В этот период в Швеции особенно внимательно следили за обстановкой в Финляндии. Стокгольм от своего посланника в Берлине в феврале 1941 г. получил первые неофициальные сведения о приближающейся советско-германской войне. Тогда же немцы дали понять шведскому военному руководству, что и Финляндия примкнет к Германии в этой войне.[836] 25 февраля в шведский МИД из генштаба была направлена информация, в которой указывалось, что немцы направляют значительно больше войск в Норвегию, чем выводят оттуда.[837] Это был весьма настораживающий факт, касавшийся обстановки в Заполярье.
Тогда же, в середине февраля, возглавлявший советскую разведку НКВД в Финляндии Е. Т. Синицын, пользуясь дипломатическим прикрытием, пытался выяснить складывавшуюся на севере Финляндии ситуацию. Он совершил явно неожиданное для финнов посещение Лапландии, где смог вести наблюдения за германскими военнослужащими и интенсивным военным строительством, которое развернулось на севере Финляндии. Он также получил дополнительные сведения о визитах в эти районы немецких и финских генералов.[838]
Между тем несколькими днями позднее посещения страны Зейделем в Финляндию прибыл начальник штаба армии «Норвегия» полковник Эрих Бушенхаген и начальник армейской разведки майор Гейндрих Мюллер. Встречали их подчеркнуто радушно. Генерал Хейнрикс, прибыв в отель, где разместились оба представителя вермахта, вручил Бушенхагену сразу две государственные награды — командорский крест и орден «Белой розы». Этим, отмечал позднее Бушенхаген, «я был очень удивлен, так как получил награду до начала своей деятельности в Финляндии».[839]

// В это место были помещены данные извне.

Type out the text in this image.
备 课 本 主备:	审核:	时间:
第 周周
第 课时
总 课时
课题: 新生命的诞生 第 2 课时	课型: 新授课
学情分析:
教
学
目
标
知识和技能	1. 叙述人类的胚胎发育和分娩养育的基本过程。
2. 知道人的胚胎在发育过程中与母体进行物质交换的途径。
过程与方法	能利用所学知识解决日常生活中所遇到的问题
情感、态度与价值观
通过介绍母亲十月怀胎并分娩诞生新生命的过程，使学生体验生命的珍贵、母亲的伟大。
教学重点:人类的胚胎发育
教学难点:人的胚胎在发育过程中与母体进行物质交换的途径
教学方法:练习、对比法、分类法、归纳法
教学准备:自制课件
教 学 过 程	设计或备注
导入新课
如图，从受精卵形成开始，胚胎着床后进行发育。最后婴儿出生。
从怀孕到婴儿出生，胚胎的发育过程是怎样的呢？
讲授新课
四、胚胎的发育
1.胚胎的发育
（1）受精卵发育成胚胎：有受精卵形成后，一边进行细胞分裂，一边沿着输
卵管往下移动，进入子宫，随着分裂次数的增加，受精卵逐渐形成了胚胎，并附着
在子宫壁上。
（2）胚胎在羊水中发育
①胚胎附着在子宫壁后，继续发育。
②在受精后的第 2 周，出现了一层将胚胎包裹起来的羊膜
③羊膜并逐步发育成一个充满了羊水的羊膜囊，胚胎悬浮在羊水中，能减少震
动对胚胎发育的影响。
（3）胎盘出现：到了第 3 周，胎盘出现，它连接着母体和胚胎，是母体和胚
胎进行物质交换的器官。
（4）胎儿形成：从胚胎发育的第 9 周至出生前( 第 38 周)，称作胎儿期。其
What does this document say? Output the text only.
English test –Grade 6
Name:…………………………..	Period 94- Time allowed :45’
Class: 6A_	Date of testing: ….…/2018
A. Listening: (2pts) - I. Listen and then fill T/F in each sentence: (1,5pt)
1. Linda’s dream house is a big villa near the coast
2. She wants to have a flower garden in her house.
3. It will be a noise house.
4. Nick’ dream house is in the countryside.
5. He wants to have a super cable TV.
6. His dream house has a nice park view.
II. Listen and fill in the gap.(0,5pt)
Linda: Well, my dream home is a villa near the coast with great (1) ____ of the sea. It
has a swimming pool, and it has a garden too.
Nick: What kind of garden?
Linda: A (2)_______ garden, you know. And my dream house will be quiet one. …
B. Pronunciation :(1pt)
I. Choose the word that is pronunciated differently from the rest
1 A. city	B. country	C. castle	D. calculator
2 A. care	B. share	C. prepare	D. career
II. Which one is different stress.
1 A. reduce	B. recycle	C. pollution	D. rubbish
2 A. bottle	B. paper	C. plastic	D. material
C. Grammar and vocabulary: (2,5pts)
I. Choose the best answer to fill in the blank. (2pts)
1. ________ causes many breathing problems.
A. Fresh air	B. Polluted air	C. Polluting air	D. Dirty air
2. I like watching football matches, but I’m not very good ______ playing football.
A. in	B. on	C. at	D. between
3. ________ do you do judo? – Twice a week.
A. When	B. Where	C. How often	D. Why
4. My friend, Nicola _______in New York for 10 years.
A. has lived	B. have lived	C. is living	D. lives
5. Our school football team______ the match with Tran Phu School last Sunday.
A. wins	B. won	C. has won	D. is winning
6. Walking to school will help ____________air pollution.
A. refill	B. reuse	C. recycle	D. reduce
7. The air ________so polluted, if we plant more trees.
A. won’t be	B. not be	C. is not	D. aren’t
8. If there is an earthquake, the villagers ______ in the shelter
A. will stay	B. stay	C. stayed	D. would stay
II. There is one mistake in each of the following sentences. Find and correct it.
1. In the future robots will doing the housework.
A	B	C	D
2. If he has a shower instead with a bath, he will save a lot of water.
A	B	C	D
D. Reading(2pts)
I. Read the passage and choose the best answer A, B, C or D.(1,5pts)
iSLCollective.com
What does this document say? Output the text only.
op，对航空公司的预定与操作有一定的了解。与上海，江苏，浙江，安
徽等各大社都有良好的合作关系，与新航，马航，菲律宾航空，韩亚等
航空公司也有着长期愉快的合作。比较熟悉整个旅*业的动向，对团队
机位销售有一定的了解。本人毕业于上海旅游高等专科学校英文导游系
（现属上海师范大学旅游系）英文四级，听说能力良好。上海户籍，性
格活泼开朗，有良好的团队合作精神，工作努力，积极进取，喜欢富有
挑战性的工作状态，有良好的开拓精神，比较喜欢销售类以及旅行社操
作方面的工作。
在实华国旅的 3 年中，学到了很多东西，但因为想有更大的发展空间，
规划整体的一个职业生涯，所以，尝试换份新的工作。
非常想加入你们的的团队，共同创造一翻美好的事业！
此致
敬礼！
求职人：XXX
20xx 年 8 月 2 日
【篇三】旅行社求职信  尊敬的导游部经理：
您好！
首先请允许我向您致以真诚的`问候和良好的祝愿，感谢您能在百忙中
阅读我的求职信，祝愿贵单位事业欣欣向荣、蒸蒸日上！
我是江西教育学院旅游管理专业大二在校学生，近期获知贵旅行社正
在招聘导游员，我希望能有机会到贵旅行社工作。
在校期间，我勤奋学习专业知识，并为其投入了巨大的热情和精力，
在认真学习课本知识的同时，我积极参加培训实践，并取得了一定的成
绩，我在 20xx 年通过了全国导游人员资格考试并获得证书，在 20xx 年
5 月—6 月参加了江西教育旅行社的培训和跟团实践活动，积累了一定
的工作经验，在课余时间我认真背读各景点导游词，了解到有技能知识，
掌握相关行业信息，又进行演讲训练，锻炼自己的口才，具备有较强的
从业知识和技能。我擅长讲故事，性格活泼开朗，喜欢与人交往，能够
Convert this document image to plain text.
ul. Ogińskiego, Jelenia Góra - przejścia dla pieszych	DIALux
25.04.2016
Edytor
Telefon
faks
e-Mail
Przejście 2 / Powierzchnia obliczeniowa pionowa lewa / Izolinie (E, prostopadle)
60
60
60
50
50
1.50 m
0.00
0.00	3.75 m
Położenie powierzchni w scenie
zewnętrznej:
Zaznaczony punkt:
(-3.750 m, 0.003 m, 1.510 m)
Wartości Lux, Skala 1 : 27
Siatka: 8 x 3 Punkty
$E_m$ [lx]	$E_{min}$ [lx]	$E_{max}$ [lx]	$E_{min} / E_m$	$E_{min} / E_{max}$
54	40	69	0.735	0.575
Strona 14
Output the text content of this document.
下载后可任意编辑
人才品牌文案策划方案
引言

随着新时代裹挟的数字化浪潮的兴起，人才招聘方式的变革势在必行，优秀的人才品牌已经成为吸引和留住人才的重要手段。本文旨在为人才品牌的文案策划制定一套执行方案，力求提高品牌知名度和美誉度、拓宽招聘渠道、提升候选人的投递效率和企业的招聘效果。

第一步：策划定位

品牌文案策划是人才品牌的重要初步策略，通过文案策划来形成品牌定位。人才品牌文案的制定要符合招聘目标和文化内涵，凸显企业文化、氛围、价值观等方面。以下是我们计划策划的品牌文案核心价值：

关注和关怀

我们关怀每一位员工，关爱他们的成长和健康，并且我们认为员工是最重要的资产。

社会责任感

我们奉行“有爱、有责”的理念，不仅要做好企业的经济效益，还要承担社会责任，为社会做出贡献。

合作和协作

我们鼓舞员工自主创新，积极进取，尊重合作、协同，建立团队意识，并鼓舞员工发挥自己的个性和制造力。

Бушенхаген и Мюллер посетили Хельсинки с целью обсудить совместные операции немецких и финских войск в Заполярье, что было осуществлено при «полном единодушии». Затем в сопровождении представителей командования финской армии они совершили продолжительную поездку по Северной Финляндии и вдоль советской границы. Их интересовали районы намечавшегося сосредоточения немецких войск для наступления в Заполярье. Детальное изучение финляндского плацдарма было необходимо для подготовки трех операций: «Голубой песец» (цель — перерезать Мурманскую железную дорогу), «Северный олень» (наступление на Мурманск) и «Чернобурая лиса» (нанесение удара по району Полярное и на Кандалакшском направлении).[840] «В результате этой поездки, — по словам Бушенхагена, — был разработан главным командованием войск, находящихся в Норвегии, оперативный план, который предусматривал совместные операции с финской территории. Этот оперативный план был представлен в ОКБ и был утвержден».[841]
Указанные сведения стали известны лишь на Нюрнбергском процессе и долгое время являлись единственным источником, раскрывавшим планы германского командования в Заполярье. Находясь впоследствии в плену в Советском Союзе, Бушенхаген (к тому времени уже генерал, командовавший армейской группой в Румынии) обстоятельно изложил их в письменном заявлении от 26 декабря 1945 г. и затем пояснил некоторые данные на допросе 12 февраля 1946 г. Хотя делалось это по памяти и могли быть допущены отдельные ошибки в деталях,[842] все же в целом сама суть изложенного была правильной.